Springstone commented 3 weeks ago

@jdrepo any errors that include the text please allow up to 30 minutes for the hierarchy changes to apply and try again. are related to delays in the policy engine registering the policy. We had a mitigation in place to minimize this, but seems the ARM/Policy engines are struggling to keep up - so will be extending the deployment wait time to help minimize this issue.

TLDR Policy isn't available for assignment yet. If you re-run the deployment with the same parameters, it will succeed.

jdrepo commented 3 weeks ago

@Springstone can you give me short notice how and if I can extend deployment wait time ?

For the what-if issue: Did you get an response from internal engineering ? I`ve opened a support call and would it be helpful to link these calls ?

Springstone commented 3 weeks ago

@jdrepo you can't change the wait time yourself, but we've pushed through a patch to increase the wait time an additional couple of minutes, use the latest release (https://github.com/Azure/Enterprise-Scale/tree/2024-10-14).

I am working with engineering on the WHATIF issue but seems something has changed as it suddenly started working this morning.

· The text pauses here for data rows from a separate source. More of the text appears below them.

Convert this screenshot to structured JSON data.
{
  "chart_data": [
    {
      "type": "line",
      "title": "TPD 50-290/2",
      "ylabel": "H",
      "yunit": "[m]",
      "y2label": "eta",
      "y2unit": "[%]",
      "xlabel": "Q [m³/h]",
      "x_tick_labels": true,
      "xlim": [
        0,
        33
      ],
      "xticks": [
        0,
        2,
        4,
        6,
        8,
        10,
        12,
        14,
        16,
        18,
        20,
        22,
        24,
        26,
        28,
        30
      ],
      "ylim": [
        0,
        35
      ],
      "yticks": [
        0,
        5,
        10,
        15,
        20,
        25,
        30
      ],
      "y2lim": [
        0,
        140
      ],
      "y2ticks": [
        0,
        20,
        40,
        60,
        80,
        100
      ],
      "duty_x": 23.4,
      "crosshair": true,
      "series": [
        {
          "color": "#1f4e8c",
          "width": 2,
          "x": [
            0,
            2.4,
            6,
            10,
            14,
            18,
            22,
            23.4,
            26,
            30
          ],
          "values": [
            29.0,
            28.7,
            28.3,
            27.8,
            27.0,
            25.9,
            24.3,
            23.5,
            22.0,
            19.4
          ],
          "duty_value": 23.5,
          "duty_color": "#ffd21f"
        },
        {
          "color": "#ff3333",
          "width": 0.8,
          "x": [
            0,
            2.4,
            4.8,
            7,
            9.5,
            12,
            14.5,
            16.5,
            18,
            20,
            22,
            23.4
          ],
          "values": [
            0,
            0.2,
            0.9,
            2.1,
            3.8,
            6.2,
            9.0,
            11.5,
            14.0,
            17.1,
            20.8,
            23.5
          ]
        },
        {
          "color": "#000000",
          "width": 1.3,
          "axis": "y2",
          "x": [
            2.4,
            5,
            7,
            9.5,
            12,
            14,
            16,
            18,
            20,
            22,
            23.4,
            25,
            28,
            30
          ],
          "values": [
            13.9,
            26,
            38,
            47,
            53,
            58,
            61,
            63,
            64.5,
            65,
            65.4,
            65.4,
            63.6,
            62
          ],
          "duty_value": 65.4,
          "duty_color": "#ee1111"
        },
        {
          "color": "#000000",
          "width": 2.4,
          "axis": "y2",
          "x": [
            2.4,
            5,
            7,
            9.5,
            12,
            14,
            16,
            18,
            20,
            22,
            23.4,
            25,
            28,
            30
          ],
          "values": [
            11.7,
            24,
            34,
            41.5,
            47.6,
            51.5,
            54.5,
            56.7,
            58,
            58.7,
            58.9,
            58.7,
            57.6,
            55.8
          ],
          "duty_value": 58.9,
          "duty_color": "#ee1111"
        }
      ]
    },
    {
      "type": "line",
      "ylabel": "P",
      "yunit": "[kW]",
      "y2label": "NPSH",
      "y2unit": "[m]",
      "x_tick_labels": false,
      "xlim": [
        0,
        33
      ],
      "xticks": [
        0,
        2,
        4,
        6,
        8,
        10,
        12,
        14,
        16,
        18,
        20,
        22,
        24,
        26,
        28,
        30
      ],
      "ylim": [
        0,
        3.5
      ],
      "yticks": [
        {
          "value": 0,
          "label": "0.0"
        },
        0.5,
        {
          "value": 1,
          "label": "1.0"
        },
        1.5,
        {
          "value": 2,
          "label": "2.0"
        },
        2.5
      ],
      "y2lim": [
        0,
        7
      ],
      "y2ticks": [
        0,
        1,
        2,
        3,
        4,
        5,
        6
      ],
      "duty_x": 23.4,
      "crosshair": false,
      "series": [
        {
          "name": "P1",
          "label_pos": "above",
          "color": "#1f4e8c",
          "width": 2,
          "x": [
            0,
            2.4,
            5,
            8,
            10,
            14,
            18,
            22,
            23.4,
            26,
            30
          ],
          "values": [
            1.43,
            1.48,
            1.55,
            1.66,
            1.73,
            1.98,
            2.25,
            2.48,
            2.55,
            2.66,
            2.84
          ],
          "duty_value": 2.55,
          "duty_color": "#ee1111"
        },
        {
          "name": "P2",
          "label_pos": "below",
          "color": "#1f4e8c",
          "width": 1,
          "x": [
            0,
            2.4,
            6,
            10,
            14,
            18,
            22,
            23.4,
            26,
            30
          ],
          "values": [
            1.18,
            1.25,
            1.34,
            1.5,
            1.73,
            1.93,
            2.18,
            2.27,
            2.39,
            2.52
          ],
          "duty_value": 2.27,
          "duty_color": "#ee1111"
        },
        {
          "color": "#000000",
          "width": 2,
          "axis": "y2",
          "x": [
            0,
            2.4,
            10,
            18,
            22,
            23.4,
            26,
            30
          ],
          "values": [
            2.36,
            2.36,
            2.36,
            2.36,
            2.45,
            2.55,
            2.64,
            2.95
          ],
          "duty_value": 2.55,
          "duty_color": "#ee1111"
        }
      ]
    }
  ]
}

Could you confirm that it is working for you?

jdrepo commented 3 weeks ago

@Springstone isn'it possible to change the wait time if I modify the parameter "delayCount" in the template parameter file ?

Did another WHATIF deployment against the "westeurope" region and the issue still occurs ? What I can´t understand if I start the deplyment against the "westeurope" region, why I get an error message mentioning the "switzerlandnorth" region ?

Image

Image

Springstone commented 1 week ago

@jdrepo yes, you can increase the delayCount, did see it in the portal deployment parameters file - I've been working with other template param files :) for testing that don't include those parameters.

I've confirmed with PG this is a transient issue, which is why it sometimes works and sometimes doesn't (very inconsistent). I ran this on the weekend and 9/10 worked fine, one time it failed with a similar error.

I wouldn't worry about the SwitzerlandNorth, as it could be that an RP or part of ARM is running from there - the error message doesn't indicate an actual issue with deployment, just that it's a long running operation (basically it's timed out).